What is missing is an awareness of real alternatives to our dominant political-economic order. Yet alternatives do exist, and here I propose that we consider—or more accurately, reconsider—one that is called subsidiarity as a source of concepts for building a viable economic and political theory that would in turn underwrite a genuine conservatism. While subsidiarity is widely known among Christian democrats and Catholics of various stripes, its original meaning derives from an anthropology and a metaphysics that have largely been lost. As a result, the term subsidiarity is sometimes reduced by small-government fans to the simplistic axiom that “smaller is better”—or, alternatively, by big-government fans, to the principle that higher orders of government reserve the right to intervene in lower orders whenever they see fit.11xSee, for example, Adrian Vermeule, Common Good Constitutionalism (Medford, MA: Polity Press, 2022), 154–158.
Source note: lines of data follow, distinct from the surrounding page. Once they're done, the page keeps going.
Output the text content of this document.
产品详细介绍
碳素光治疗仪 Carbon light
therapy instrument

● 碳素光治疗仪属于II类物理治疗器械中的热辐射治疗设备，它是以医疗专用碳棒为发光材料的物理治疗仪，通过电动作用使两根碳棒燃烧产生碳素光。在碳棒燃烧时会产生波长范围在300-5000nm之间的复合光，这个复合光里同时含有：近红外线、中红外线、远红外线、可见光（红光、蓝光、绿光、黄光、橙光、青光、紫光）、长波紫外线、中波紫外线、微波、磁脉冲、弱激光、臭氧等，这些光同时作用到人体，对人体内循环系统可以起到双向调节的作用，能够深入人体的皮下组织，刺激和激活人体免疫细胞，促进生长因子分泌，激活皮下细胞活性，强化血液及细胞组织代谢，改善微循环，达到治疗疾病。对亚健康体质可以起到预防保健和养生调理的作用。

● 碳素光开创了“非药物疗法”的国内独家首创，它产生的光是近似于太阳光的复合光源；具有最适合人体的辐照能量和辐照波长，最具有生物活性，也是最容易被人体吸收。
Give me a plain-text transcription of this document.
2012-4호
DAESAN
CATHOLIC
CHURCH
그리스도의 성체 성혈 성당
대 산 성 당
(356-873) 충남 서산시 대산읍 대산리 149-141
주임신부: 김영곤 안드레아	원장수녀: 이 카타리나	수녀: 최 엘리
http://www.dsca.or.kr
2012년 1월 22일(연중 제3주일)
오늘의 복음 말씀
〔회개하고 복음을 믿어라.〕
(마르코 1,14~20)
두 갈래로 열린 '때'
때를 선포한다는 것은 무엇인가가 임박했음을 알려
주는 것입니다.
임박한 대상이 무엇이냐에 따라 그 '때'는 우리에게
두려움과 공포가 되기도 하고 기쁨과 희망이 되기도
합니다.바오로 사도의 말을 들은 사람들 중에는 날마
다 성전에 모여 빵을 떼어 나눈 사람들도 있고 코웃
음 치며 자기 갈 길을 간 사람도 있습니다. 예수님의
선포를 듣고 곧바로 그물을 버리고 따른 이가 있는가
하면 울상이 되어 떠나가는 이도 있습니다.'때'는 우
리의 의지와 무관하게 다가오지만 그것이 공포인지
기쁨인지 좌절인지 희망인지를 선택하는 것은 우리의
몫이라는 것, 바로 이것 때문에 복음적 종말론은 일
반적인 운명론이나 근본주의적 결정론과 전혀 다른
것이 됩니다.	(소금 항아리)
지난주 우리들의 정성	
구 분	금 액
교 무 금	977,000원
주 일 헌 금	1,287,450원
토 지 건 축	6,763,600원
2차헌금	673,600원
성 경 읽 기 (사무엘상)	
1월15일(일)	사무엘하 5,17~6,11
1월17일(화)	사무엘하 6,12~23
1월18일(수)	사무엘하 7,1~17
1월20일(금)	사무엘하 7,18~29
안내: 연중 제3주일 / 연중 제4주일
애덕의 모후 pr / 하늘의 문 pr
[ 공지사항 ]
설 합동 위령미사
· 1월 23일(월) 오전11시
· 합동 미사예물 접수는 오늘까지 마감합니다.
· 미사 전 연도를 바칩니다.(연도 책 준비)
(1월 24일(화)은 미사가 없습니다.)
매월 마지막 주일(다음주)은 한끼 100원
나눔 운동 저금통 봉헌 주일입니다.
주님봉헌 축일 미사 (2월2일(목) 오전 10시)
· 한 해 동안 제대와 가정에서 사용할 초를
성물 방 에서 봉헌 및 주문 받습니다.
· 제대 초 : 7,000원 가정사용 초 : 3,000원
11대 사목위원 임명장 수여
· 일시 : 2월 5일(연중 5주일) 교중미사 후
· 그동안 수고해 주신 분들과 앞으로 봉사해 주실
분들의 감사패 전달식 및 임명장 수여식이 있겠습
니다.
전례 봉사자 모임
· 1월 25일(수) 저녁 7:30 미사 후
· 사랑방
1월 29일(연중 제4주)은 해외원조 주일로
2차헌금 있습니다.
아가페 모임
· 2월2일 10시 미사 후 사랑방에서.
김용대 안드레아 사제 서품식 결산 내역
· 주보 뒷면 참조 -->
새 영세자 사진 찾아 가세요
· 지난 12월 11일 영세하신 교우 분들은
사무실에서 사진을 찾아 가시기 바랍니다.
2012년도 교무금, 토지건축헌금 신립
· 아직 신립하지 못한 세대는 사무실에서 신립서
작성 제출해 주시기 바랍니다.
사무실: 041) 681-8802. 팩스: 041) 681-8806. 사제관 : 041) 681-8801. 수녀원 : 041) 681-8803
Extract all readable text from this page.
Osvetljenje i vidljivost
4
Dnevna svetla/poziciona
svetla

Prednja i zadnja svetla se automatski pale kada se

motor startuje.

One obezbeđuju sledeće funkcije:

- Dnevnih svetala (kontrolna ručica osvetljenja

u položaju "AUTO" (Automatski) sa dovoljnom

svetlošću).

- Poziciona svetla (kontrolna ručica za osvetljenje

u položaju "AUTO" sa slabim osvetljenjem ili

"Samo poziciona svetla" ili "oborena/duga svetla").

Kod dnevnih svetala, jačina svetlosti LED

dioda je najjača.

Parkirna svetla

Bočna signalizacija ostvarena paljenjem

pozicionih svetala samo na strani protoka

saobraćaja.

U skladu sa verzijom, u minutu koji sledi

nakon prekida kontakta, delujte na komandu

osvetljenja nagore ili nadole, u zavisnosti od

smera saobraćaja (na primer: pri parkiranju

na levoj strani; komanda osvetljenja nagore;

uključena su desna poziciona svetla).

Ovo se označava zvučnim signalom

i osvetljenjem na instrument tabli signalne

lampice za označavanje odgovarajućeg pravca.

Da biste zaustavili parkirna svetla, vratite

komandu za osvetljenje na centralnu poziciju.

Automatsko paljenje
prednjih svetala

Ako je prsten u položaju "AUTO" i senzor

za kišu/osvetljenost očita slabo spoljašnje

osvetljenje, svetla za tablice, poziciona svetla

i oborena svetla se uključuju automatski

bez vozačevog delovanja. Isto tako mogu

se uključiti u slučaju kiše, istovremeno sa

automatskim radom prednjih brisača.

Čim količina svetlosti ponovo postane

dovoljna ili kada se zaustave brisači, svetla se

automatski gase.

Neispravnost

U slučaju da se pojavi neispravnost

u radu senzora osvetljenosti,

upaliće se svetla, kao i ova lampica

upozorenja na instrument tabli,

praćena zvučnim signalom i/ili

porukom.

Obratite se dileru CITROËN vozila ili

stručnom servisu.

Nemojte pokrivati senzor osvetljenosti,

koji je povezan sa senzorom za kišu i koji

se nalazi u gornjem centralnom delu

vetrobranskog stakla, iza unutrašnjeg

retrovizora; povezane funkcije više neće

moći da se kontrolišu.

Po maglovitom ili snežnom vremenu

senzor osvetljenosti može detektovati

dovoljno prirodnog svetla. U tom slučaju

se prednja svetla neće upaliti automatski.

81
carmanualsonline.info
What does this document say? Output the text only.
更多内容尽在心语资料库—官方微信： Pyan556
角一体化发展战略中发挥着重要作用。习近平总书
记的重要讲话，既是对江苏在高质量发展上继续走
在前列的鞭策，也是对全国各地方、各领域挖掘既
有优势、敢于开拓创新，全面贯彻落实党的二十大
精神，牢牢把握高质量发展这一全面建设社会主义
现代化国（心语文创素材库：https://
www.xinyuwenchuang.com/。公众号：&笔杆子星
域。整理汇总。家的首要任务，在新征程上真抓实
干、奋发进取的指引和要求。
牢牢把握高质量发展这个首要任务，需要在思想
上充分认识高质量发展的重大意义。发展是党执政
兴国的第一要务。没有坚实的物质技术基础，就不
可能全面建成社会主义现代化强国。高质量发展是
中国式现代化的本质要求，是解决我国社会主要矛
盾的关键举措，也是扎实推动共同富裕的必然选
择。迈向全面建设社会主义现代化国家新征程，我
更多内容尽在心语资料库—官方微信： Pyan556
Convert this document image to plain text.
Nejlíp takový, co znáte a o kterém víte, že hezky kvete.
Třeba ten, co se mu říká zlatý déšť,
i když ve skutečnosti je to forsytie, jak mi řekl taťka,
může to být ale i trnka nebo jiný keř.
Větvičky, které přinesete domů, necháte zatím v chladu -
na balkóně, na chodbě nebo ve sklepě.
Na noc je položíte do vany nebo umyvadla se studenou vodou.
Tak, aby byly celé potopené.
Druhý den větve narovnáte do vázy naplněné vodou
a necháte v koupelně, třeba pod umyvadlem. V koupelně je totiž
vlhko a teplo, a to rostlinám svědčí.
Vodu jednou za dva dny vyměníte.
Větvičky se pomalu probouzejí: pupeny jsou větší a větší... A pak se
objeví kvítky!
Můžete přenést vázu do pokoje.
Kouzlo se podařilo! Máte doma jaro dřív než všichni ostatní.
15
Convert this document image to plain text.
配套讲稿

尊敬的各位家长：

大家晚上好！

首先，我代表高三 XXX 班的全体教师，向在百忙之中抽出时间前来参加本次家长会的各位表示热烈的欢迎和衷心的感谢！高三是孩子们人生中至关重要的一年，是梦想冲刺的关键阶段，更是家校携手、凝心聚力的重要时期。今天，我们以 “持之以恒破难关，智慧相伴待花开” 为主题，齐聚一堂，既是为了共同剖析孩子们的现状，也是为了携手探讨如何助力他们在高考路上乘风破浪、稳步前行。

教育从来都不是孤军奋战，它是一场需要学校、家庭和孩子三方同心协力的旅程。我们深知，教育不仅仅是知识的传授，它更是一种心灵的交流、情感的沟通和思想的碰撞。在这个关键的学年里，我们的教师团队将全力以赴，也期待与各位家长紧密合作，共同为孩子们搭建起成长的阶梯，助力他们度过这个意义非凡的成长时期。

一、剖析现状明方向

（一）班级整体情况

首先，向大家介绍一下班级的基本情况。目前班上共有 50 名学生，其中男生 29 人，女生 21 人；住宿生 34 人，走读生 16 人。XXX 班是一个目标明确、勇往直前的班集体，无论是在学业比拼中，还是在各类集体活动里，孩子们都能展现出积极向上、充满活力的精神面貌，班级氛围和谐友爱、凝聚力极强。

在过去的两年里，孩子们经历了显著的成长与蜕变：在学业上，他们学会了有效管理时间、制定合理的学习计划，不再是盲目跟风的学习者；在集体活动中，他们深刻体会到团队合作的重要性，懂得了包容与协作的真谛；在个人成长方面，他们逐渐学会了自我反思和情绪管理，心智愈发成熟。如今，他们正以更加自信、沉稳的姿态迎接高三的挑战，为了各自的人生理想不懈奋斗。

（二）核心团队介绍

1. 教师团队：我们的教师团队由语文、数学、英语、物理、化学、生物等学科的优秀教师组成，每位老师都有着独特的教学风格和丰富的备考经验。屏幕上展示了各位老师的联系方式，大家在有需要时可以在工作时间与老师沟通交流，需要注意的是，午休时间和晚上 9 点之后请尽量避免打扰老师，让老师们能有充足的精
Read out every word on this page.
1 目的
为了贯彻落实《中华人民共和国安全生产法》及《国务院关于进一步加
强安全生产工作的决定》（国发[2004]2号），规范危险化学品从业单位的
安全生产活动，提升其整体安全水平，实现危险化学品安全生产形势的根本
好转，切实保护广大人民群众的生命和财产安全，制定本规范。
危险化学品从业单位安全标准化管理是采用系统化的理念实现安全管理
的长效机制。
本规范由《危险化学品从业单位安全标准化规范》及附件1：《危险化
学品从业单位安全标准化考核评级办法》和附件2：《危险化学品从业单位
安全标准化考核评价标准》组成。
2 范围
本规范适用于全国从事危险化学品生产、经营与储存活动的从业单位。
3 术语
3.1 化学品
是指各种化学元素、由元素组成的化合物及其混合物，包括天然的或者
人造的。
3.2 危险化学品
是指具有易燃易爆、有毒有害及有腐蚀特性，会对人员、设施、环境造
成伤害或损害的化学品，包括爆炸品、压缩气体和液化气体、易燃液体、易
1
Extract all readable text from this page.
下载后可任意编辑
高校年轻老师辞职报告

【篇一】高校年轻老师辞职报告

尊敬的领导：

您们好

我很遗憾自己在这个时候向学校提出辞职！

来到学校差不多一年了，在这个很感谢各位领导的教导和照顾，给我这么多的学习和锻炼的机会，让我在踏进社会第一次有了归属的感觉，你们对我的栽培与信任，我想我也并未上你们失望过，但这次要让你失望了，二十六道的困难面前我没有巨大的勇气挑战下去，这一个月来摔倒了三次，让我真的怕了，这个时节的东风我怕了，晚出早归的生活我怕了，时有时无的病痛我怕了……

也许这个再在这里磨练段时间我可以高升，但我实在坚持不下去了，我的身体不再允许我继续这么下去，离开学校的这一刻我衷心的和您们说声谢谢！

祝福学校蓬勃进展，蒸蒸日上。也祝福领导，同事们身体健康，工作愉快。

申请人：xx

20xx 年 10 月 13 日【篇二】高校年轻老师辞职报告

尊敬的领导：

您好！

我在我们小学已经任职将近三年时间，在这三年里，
But subsidiarity is no mere axiom or principle of governance; it is an alternative social form with deep roots in the premodern Western tradition that includes biblical teaching, Greek thought, and medieval theology, a tradition that directly informs modern Catholic social teaching. While I write out of the specific Catholic formulation of this tradition, what I say corresponds broadly to other approaches to subsidiarity, all of which start with a fundamental question: “What is the common good?”